Monday, November 14, 2016

Big data loses. Bigly.


      For those interested in knowing more about the problems with predictive analytics in child welfare, NCCPR’s full analysis is available in our report Big Data Is Watching You.


I will leave it to others to try to guess what the election of Donald Trump means for child welfare policy, aside from pointing out that in addition to all the other reasons to worry, as far as I know the only one of his close advisers who’s ever thought about the topic – Newt Gingrich – has suggested throwing poor people’s children into orphanages.

But we shouldn’t let the postmortems go by without child welfare learning from one of the biggest losers on election night: predictive analytics.
This was the year when an amazing number of organizations, from FiveThirtyEight to The New York Times, to the Princeton Election Consortium were all crunching numbers, assessing data points and putting it all together into algorithms that were going to tell us who was going to win the presidential election. The overwhelming consensus: Hillary Clinton.

The same predictive analytics number crunchers also had algorithms to tell us which party would wind up in control of the Senate. The not-quite-as-overwhelming consensus: the Democrats.
Speaking just for myself, I wish all those predictions had been correct. Instead, we are left with two YUGE “false positives.”
“American voters just tossed an ice cold bucket of reality on those who argue that Big Data is here and now, and ready to run everything,” writes Forbes columnist John Carpenter.

“Tonight, data died,” Mike Murphy, a Republican strategist opposed to Donald Trump told MSNBC.


It was a rough night for number crunchers. And for the faith that people in every field … have increasingly placed in the power of data. [Emphasis added]

If all those number crunchers can’t figure out one presidential election, why should anyone trust predictive analytics to tell us which parents are going to harm their children? Yet that, of course, is what some in child welfare seriously want us to do.
The hubris behind that effort is astounding, and dangerous. The various data gurus who got the election forecasts wrong suffer nothing worse than public humiliation. Wrongly predict that a parent is going to abuse a child and there’s an excellent chance the child will suffer the enormous trauma of unnecessary foster care – and workers will be overloaded with all those needless removals, leaving them less time to find children in real danger.

The predictive analytics problem goes beyond elections

Of course, one could argue even a slew of bad election predictions (it wasn’t just one election, Big Data was wrong about several states) is not, alone, enough to say we should not press forward with letting algorithms tell us when to tear apart a family.
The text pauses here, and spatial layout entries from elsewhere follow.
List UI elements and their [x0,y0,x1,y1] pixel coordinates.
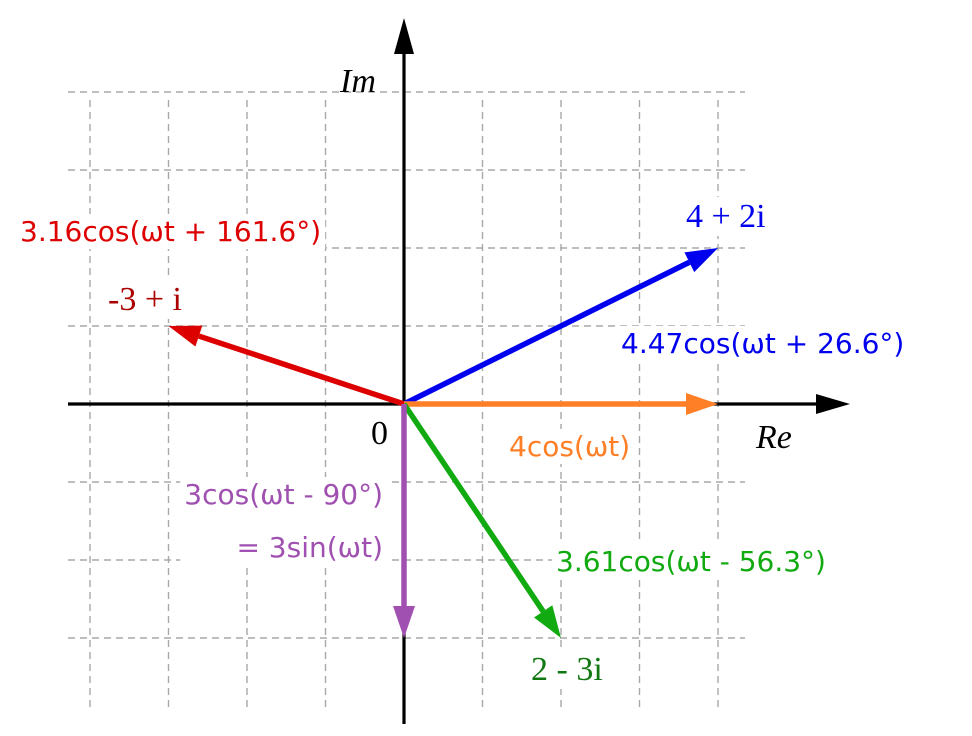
formula-purple-line1: 3cos(ωt - 90°) [184,478,383,511]
red-formula-background [16,214,326,249]
vector-label-4-plus-2i: 4 + 2i [686,198,766,235]
v-orange-arrowhead [686,393,718,415]
v-green-arrowhead [534,605,561,638]
vector-label-minus-3-plus-i: -3 + i [108,281,182,318]
origin-label: 0 [371,415,388,452]
formula-purple-line2: = 3sin(ωt) [236,531,383,564]
blue-formula-background [617,326,909,361]
red-label-background [104,280,186,319]
purple-formula-background [180,477,387,565]
phasor-vectors [168,248,718,638]
v-green-shaft [401,402,546,613]
formula-green: 3.61cos(ωt - 56.3°) [556,545,826,578]
v-red-arrowhead [168,325,203,347]
real-axis-label: Re [755,419,792,456]
imaginary-axis-label: Im [339,63,376,100]
formula-orange: 4cos(ωt) [509,430,630,463]
vector-label-2-minus-3i: 2 - 3i [531,651,603,688]
orange-formula-background [505,429,635,464]
v-red-shaft [198,333,405,407]
imaginary-axis-arrowhead [394,18,414,54]
v-purple-arrowhead [393,606,415,638]
v-blue-shaft [402,259,691,407]
v-blue-arrowhead [684,248,718,273]
real-axis-arrowhead [816,394,850,414]
green-label-background [527,650,607,689]
formula-red: 3.16cos(ωt + 161.6°) [20,215,321,248]
green-formula-background [552,544,830,579]
formula-blue: 4.47cos(ωt + 26.6°) [621,327,904,360]
blue-label-background [682,197,770,236]
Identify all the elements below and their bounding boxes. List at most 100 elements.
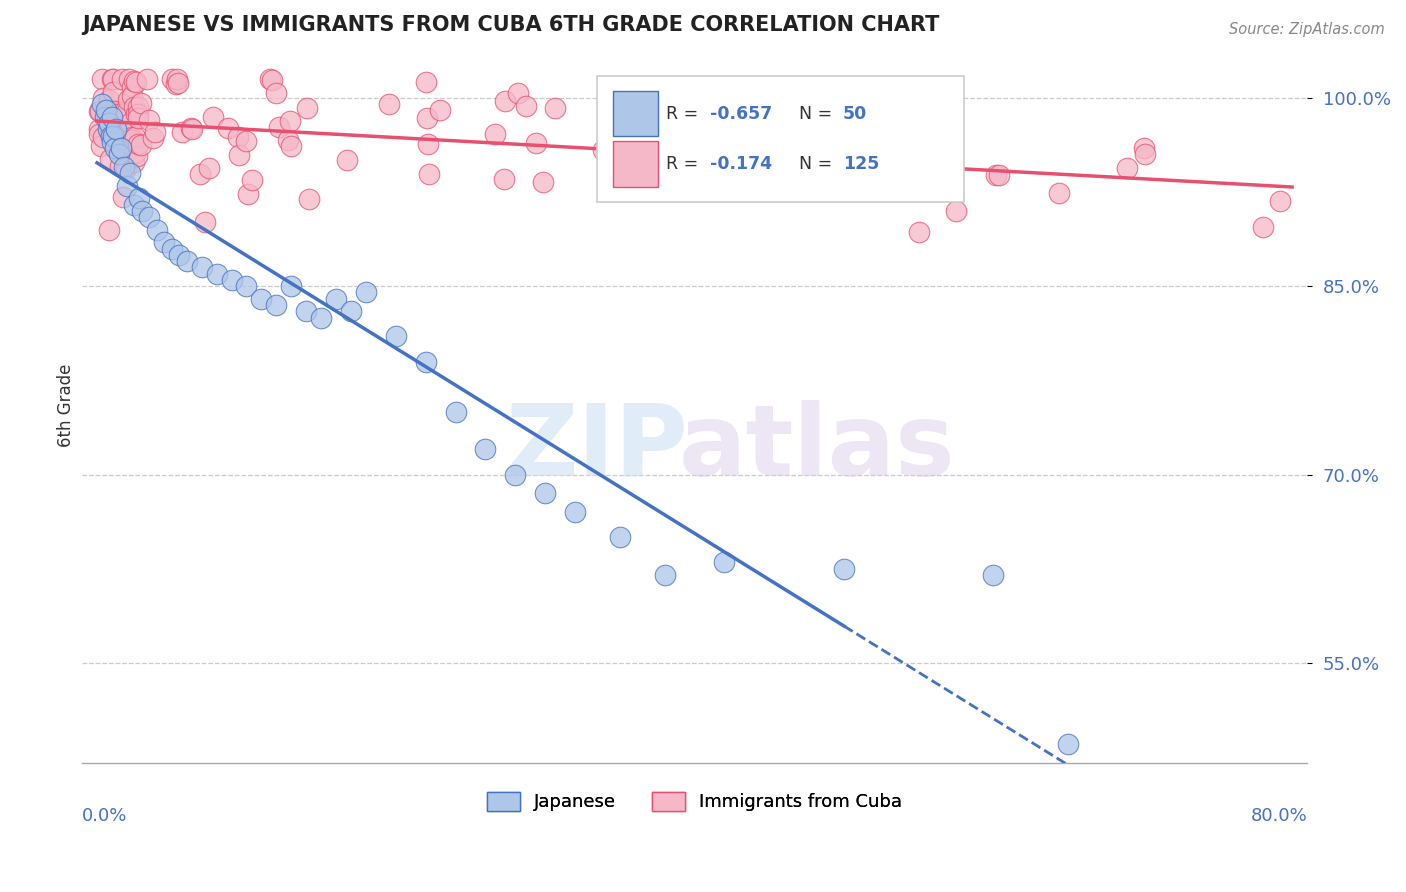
Point [235, 134, 257, 148]
Point [197, 161, 219, 175]
Point [266, 298, 288, 312]
Point [336, 153, 359, 167]
Point [105, 122, 128, 136]
Point [108, 147, 131, 161]
Point [138, 112, 160, 127]
Point [418, 136, 440, 151]
Point [181, 122, 204, 136]
Point [124, 129, 146, 144]
Point [108, 111, 131, 125]
Point [117, 93, 139, 107]
Text: 0.0%: 0.0% [82, 807, 128, 825]
Point [118, 166, 141, 180]
Point [250, 292, 273, 306]
Point [90, 72, 112, 87]
Point [98, 152, 121, 166]
Point [115, 178, 138, 193]
Point [325, 292, 347, 306]
Point [1270, 194, 1292, 208]
Point [280, 138, 302, 153]
Point [96, 122, 118, 136]
Point [115, 106, 138, 120]
Point [226, 129, 249, 144]
Point [90, 97, 112, 112]
Point [127, 100, 149, 114]
Point [153, 235, 176, 250]
Text: Source: ZipAtlas.com: Source: ZipAtlas.com [1229, 22, 1385, 37]
Point [115, 132, 138, 146]
Text: 50: 50 [842, 104, 868, 122]
Point [278, 114, 301, 128]
Point [508, 86, 530, 100]
Point [858, 153, 880, 167]
Point [127, 107, 149, 121]
Point [654, 568, 676, 582]
Point [267, 120, 290, 134]
Point [120, 116, 142, 130]
Point [945, 204, 967, 219]
Point [655, 169, 678, 184]
Point [202, 110, 225, 124]
Point [121, 141, 143, 155]
Point [166, 72, 188, 87]
Point [418, 167, 440, 181]
Point [115, 127, 138, 141]
Point [121, 79, 143, 94]
Point [1047, 186, 1070, 201]
Point [122, 154, 145, 169]
Point [217, 120, 239, 135]
Point [98, 125, 121, 139]
Point [167, 76, 190, 90]
Point [429, 103, 451, 117]
Point [988, 168, 1011, 182]
Point [235, 279, 257, 293]
Point [94, 103, 117, 118]
Y-axis label: 6th Grade: 6th Grade [58, 364, 75, 447]
Point [543, 101, 565, 115]
Text: 125: 125 [842, 154, 879, 172]
Point [240, 173, 263, 187]
Point [103, 128, 125, 142]
Text: -0.657: -0.657 [710, 104, 773, 122]
Point [111, 190, 134, 204]
Point [98, 223, 121, 237]
Point [526, 136, 548, 150]
Point [981, 568, 1004, 582]
FancyBboxPatch shape [613, 141, 658, 186]
Point [129, 137, 152, 152]
Point [277, 133, 299, 147]
Point [1133, 146, 1156, 161]
Point [238, 186, 260, 201]
Text: N =: N = [799, 104, 838, 122]
Point [127, 111, 149, 125]
Point [110, 141, 132, 155]
Point [180, 121, 202, 136]
Point [264, 86, 287, 100]
Point [416, 111, 439, 125]
Point [121, 130, 143, 145]
Point [103, 128, 125, 143]
Text: N =: N = [799, 154, 838, 172]
Point [167, 248, 190, 262]
Point [91, 129, 114, 144]
Point [484, 127, 506, 141]
Point [115, 161, 138, 175]
Point [631, 113, 654, 128]
Point [444, 405, 467, 419]
Point [89, 103, 111, 118]
Point [515, 99, 537, 113]
Point [354, 285, 377, 300]
Point [190, 260, 212, 275]
Point [136, 72, 159, 87]
Point [110, 72, 132, 87]
Text: 80.0%: 80.0% [1250, 807, 1308, 825]
Point [228, 148, 250, 162]
Point [824, 145, 846, 159]
Point [90, 139, 112, 153]
Point [104, 141, 127, 155]
Point [1116, 161, 1139, 175]
Point [415, 354, 437, 368]
Point [592, 144, 614, 158]
Point [122, 100, 145, 114]
Point [98, 116, 121, 130]
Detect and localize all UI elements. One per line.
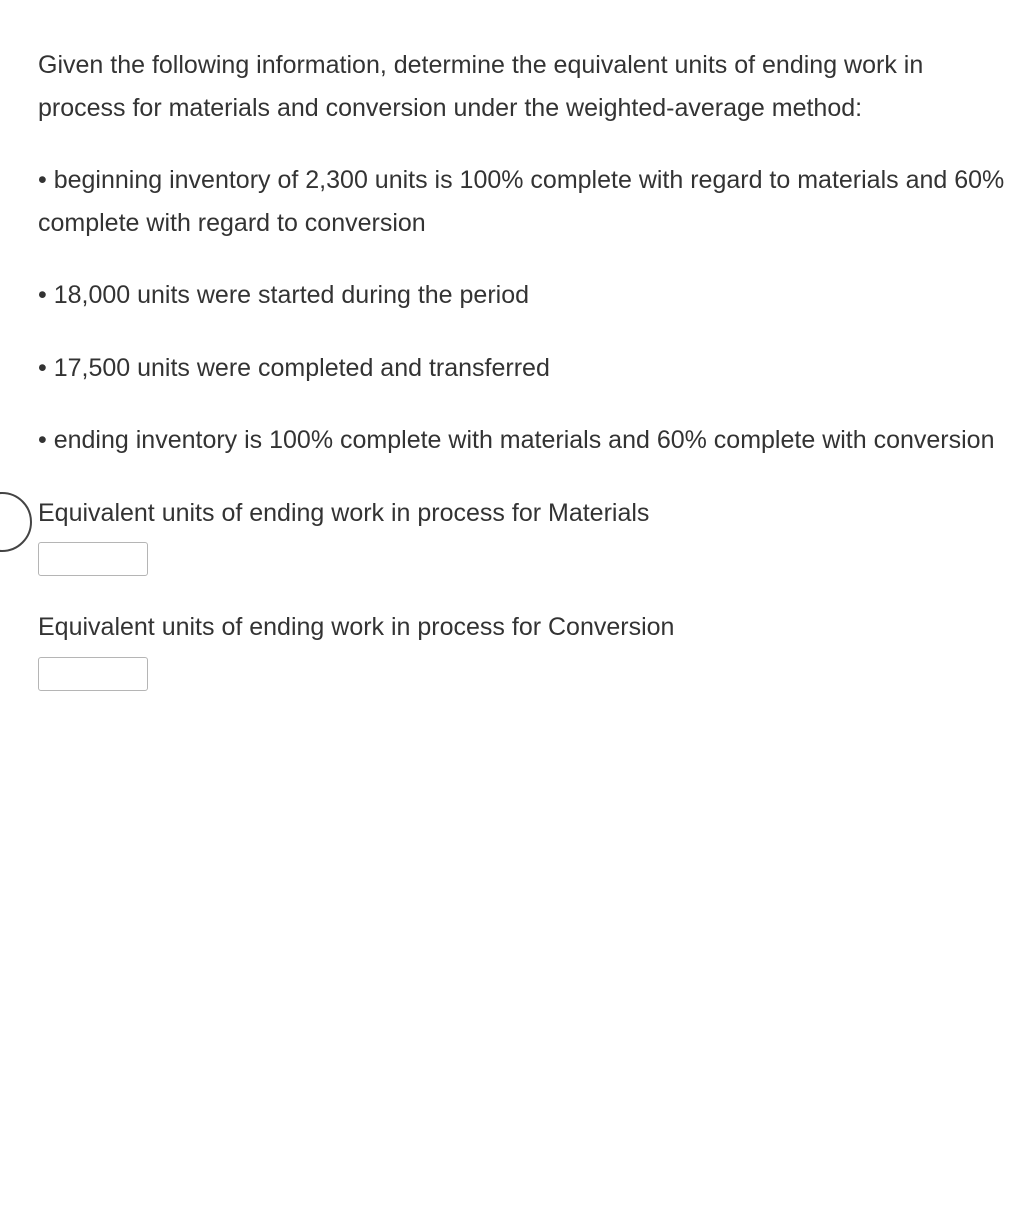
bullet-text: ending inventory is 100% complete with m… xyxy=(54,426,995,454)
conversion-answer-label: Equivalent units of ending work in proce… xyxy=(38,606,1014,649)
bullet-item: • 18,000 units were started during the p… xyxy=(38,274,1014,317)
materials-answer-label: Equivalent units of ending work in proce… xyxy=(38,492,1014,535)
bullet-text: 18,000 units were started during the per… xyxy=(54,281,529,309)
bullet-item: • beginning inventory of 2,300 units is … xyxy=(38,159,1014,244)
bullet-item: • ending inventory is 100% complete with… xyxy=(38,419,1014,462)
question-container: Given the following information, determi… xyxy=(0,0,1028,691)
bullet-text: 17,500 units were completed and transfer… xyxy=(54,354,550,382)
materials-answer-input[interactable] xyxy=(38,542,148,576)
bullet-dot-icon: • xyxy=(38,281,47,309)
bullet-text: beginning inventory of 2,300 units is 10… xyxy=(38,166,1004,237)
bullet-dot-icon: • xyxy=(38,354,47,382)
bullet-dot-icon: • xyxy=(38,166,47,194)
conversion-answer-input[interactable] xyxy=(38,657,148,691)
question-intro: Given the following information, determi… xyxy=(38,44,1014,129)
bullet-dot-icon: • xyxy=(38,426,47,454)
bullet-item: • 17,500 units were completed and transf… xyxy=(38,347,1014,390)
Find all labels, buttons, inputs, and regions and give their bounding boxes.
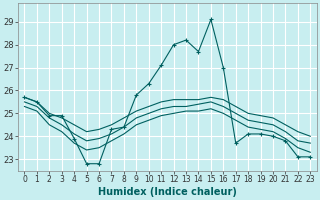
X-axis label: Humidex (Indice chaleur): Humidex (Indice chaleur) [98,187,237,197]
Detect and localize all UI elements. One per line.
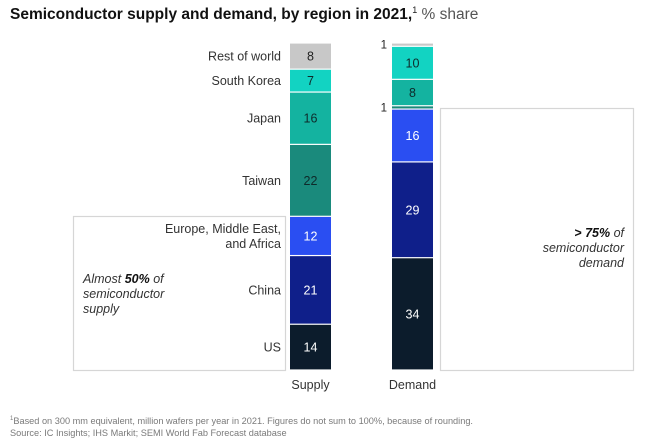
demand-annotation-suffix: of [610,226,624,240]
supply-value-label-europe-middle-east-and-africa: 12 [304,229,318,243]
footnote-text: Based on 300 mm equivalent, million wafe… [13,416,473,427]
region-label-rest-of-world: Rest of world [208,50,281,64]
supply-value-label-china: 21 [304,283,318,297]
demand-annotation-line2: semiconductor [542,241,624,255]
demand-annotation: > 75% of semiconductor demand [543,226,624,271]
supply-annotation: Almost 50% of semiconductor supply [83,272,164,317]
demand-bar-segment-south-korea [392,46,433,79]
supply-value-label-taiwan: 22 [304,174,318,188]
supply-annotation-prefix: Almost [83,272,125,286]
supply-bar-segment-japan [290,92,331,144]
supply-bar-segment-rest-of-world [290,43,331,69]
region-label-europe-middle-east-and-africa: Europe, Middle East, [165,222,281,236]
demand-annotation-value: > 75% [574,226,611,240]
supply-bar-segment-taiwan [290,144,331,216]
region-label-china: China [248,283,281,297]
supply-bar-segment-south-korea [290,69,331,92]
supply-value-label-rest-of-world: 8 [307,50,314,64]
footnote-line1: 1Based on 300 mm equivalent, million waf… [10,414,473,428]
supply-annotation-suffix: of [149,272,164,286]
supply-annotation-line2: semiconductor [83,287,165,301]
region-label-taiwan: Taiwan [242,174,281,188]
region-label-japan: Japan [247,112,281,126]
demand-value-label-china: 29 [406,203,420,217]
footnote-marker: 1 [10,416,14,422]
chart-unit: % share [417,6,479,24]
demand-bar-segment-japan [392,79,433,106]
chart-title: Semiconductor supply and demand, by regi… [10,5,478,24]
demand-value-label-europe-middle-east-and-africa: 16 [406,129,420,143]
supply-value-label-us: 14 [304,341,318,355]
demand-bar-segment-china [392,162,433,258]
demand-bar-segment-rest-of-world [392,43,433,46]
demand-value-label-rest-of-world: 1 [381,40,387,52]
supply-annotation-line3: supply [83,302,120,316]
supply-value-label-south-korea: 7 [307,74,314,88]
category-label-demand: Demand [389,378,436,392]
footnote: 1Based on 300 mm equivalent, million waf… [10,414,473,439]
footnote-source: Source: IC Insights; IHS Markit; SEMI Wo… [10,427,287,438]
demand-value-label-japan: 8 [409,86,416,100]
demand-bar-segment-europe-middle-east-and-africa [392,109,433,162]
chart-title-main: Semiconductor supply and demand, by regi… [10,6,413,24]
supply-bar-segment-europe-middle-east-and-africa [290,216,331,255]
demand-value-label-south-korea: 10 [406,56,420,70]
supply-bar-segment-us [290,324,331,370]
region-label-europe-middle-east-and-africa: and Africa [225,237,281,251]
demand-highlight-box [439,107,635,372]
region-label-south-korea: South Korea [212,74,282,88]
demand-bar-segment-taiwan [392,106,433,109]
title-footnote-marker: 1 [412,5,418,15]
demand-annotation-line3: demand [578,256,624,270]
supply-bar-segment-china [290,256,331,324]
demand-value-label-taiwan: 1 [381,102,387,114]
category-label-supply: Supply [291,378,330,392]
region-label-us: US [264,341,281,355]
demand-bar-segment-us [392,258,433,370]
supply-highlight-box [72,215,287,372]
supply-annotation-value: 50% [124,272,150,286]
demand-value-label-us: 34 [406,307,420,321]
supply-value-label-japan: 16 [304,112,318,126]
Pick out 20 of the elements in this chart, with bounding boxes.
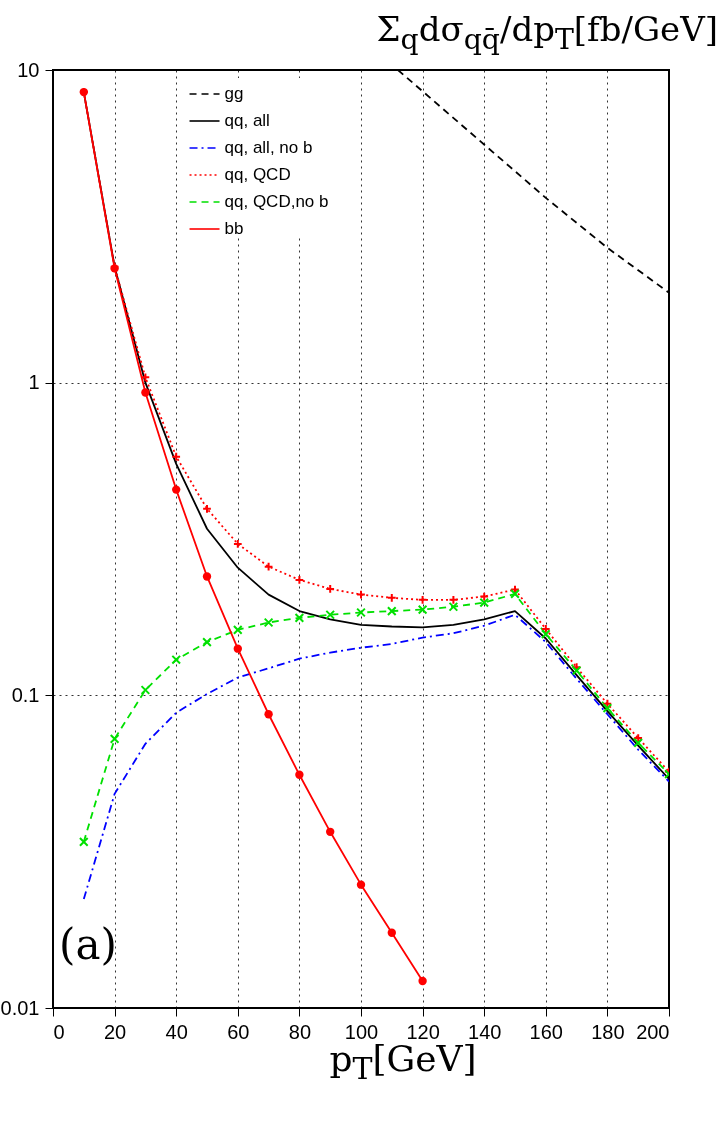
y-tick-label: 0.01	[0, 996, 40, 1019]
y-tick-label: 1	[28, 371, 40, 394]
y-tick-label: 10	[17, 58, 40, 81]
y-tick-label: 0.1	[11, 683, 40, 706]
legend-label: bb	[224, 219, 244, 238]
x-tick-label: 60	[227, 1020, 250, 1043]
x-tick-label: 160	[529, 1020, 563, 1043]
x-tick-label: 180	[591, 1020, 625, 1043]
x-tick-label: 20	[103, 1020, 127, 1043]
x-tick-label: 40	[165, 1020, 188, 1043]
legend-label: qq, QCD	[224, 165, 291, 184]
legend-label: gg	[224, 84, 244, 103]
legend-label: qq, all	[224, 111, 270, 130]
x-tick-label: 80	[288, 1020, 312, 1043]
legend-label: qq, all, no b	[224, 138, 313, 157]
x-tick-label: 200	[636, 1020, 670, 1043]
legend-label: qq, QCD,no b	[224, 192, 329, 211]
annotation: (a)	[59, 920, 117, 969]
x-tick-label: 0	[53, 1020, 65, 1043]
chart-title: Σ$_{q}$dσ$_{qq̄}$/dp$_{T}$[fb/GeV]	[375, 8, 719, 58]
The botched election predictions could be thought of as just a horror story – and we all know people in child welfare never, ever base policy decisions on horror stories, right?
But the Times says the lessons go much deeper:

… undercutting the belief that analyzing reams of data can accurately predict events. Voters demonstrated how much predictive analytics, and election forecasting in particular, remains a young science …

  data science is a technology advance with trade-offs. It can see things as never before, but also can be a blunt instrument, missing context and nuance … But only occasionally — as with Tuesday’s election results — do consumers get a glimpse of how these formulas work and the extent to which they can go wrong …

The danger, data experts say, lies in trusting the data analysis too much without grasping its limitations and the potentially flawed assumptions of the people who build predictive models.

Flawed assumptions, built into the models, were the root of the rampant racial bias and epidemic of false positives that an in-depth study done by ProPublica found when analytics is used in criminal justice. Prof. Emily Keddell found much the same when she examined bias and false positives specific to predictive analytics in child welfare.

The Times story also includes a lesson for those who insist they can control how analytics are used – those who say they’ll only use it to target prevention – not to decide when to tear apart families:

Two years ago, the Samaritans, a suicide-prevention group in Britain, developed a free app to notify people whenever someone they followed on Twitter posted potentially suicidal phrases like “hate myself” or “tired of being alone.” The group quickly removed the app after complaints from people who warned that it could be misused to harass users at their most vulnerable moments.

The failure of predictive analytics in this election should be one more warning not to data-nuke poor families. It should, but, as usual when the arrogance of software companies meets the arrogance of the child welfare field, it probably won’t.